Scuola, gruppo liceali: “Con didattica a distanza impariamo barando”  

Scuola, gruppo liceali: Con didattica a distanza impariamo barando

(Fotogramma)

Pubblicato il: 09/05/2020 16:24

(di Roberta Lanzara) – “Con la didattica a distanza impariamo barando”. Rivelazione politicamente scorretta ma eloquente di più studenti di uno storico liceo della Capitale, che raccontano all’Adnkronos l’esperienza con la Dad durante la quarantena. Conclusione? Guardando alla fase 2 ed a quelle che verranno una denuncia: “Prof. rassegnatevi…. La scuola che pensa solo e sempre a giudicare non funziona. Ministro Azzolina, la didattica a distanza ci piace. Abbiamo bisogno però di una scuola più moderna”.

Vani gli sforzi di docenti, task force scuola e ministri per inchiodare al giudizio dei giudicanti gli studenti. Nel ‘tempo reale parallelo’ alla Dad i ragazzi hanno trovato la loro via di fuga e sopravvivenza all’isolamento sociale e scolastico: “Abbiamo costituito con altri compagni un gruppo su una piattaforma di gamer attraverso la quale possiamo giocare e lavorare durante le lezioni e contemporaneamente vedere e sentire quello che dicono i professori, suggerendoci in caso di interrogazione, grazie a micro-cuffiette nascoste dietro l’orecchio”.

Problema prioritario della scuola italiana dal lockdown è stato “giudicare e caricarci di compiti? – domanda un liceale – Noi ci siamo ingegnati ed abbiamo trovato il modo di salvarci”. Ma con che risultati? “Mai fatte tante versioni di greco e latino divertendoci. Impariamo perchè dobbiamo studiare non solo per il nostro test ma per quello degli altri compagni. I professori non lo sanno, ma le nostre interrogazioni sono di gruppo; La versione è giusta perchè la abbiamo fatta in tre, combinando soluzioni differenti”.

Peccato però che poi “se la versione è identica, i prof si arrabbino – rivela un altro studente – Hanno sempre il sospetto che qualcuno bari.
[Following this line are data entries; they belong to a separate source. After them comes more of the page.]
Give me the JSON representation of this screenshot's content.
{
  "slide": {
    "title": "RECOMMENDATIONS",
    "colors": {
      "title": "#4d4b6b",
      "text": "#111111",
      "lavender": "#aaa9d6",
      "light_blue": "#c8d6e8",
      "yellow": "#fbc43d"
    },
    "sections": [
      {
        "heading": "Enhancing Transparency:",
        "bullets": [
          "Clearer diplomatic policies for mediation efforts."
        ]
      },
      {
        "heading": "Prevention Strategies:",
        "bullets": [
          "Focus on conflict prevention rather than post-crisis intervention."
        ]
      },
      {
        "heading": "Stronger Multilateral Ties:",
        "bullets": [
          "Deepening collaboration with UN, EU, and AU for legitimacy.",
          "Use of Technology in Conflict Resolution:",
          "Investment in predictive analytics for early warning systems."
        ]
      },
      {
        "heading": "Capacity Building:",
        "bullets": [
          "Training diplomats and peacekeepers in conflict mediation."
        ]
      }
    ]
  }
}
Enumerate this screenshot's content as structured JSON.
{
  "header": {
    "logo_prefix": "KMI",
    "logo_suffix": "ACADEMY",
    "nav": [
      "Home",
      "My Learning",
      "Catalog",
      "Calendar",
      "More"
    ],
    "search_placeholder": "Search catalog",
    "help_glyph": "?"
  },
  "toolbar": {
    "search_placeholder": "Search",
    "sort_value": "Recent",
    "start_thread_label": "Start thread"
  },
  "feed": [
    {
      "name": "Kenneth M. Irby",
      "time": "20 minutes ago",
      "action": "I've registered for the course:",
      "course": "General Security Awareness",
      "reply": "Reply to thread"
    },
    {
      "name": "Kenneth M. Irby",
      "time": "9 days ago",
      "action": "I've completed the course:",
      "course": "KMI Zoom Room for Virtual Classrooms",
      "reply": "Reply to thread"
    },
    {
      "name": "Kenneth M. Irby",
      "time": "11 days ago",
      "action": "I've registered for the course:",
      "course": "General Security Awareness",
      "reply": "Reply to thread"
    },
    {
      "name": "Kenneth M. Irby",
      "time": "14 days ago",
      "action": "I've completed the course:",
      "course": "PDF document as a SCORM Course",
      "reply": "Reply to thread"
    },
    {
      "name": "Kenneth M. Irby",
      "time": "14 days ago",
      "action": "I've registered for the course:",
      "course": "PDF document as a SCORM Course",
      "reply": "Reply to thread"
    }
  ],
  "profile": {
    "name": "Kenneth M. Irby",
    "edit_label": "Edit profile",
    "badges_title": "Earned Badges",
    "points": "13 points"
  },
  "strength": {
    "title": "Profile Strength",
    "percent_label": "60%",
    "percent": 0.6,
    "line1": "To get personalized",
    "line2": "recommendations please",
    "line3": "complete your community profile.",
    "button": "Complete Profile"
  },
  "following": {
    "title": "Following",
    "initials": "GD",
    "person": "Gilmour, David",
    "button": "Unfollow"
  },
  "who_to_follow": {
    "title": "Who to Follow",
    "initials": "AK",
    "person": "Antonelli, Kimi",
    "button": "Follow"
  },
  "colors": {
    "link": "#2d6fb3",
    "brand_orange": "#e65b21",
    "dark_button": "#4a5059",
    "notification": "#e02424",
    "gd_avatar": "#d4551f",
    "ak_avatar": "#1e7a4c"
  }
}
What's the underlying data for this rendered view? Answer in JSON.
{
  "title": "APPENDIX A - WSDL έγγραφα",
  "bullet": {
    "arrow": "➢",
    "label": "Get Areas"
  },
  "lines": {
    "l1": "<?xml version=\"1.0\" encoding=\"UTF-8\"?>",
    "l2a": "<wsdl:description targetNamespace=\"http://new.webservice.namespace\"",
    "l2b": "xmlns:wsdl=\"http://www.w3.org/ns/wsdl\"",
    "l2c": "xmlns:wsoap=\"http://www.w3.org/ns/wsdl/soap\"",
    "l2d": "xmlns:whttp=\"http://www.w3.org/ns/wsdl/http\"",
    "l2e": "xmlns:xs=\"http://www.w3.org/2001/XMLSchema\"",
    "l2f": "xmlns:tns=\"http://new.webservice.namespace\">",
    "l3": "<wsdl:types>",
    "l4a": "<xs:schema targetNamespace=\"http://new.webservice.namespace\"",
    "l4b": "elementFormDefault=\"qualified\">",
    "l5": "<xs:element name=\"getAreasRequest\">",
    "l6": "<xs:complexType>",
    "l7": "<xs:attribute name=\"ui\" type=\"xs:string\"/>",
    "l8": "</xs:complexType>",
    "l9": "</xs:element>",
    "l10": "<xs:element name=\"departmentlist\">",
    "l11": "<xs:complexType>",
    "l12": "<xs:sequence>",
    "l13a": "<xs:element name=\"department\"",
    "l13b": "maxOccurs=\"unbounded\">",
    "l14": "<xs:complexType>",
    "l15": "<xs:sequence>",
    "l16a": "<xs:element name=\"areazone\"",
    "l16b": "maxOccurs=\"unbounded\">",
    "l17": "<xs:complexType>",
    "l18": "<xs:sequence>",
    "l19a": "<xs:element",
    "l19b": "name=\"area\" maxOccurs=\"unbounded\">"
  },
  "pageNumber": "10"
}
Così ci tocca dover imbrogliare ancora per evitare l’insufficienza. E diciamo: tu metti i sinonimi in questa frase, io in quella. Tu fai un errore qui, io faccio un errore lì. E alla fine vengono fuori versioni diverse”. E si sopravvive ad una scuola “antica, nel modo di insegnare, spiegare, giudicare”. Anche così si crea, forse, l’ingegno italiano.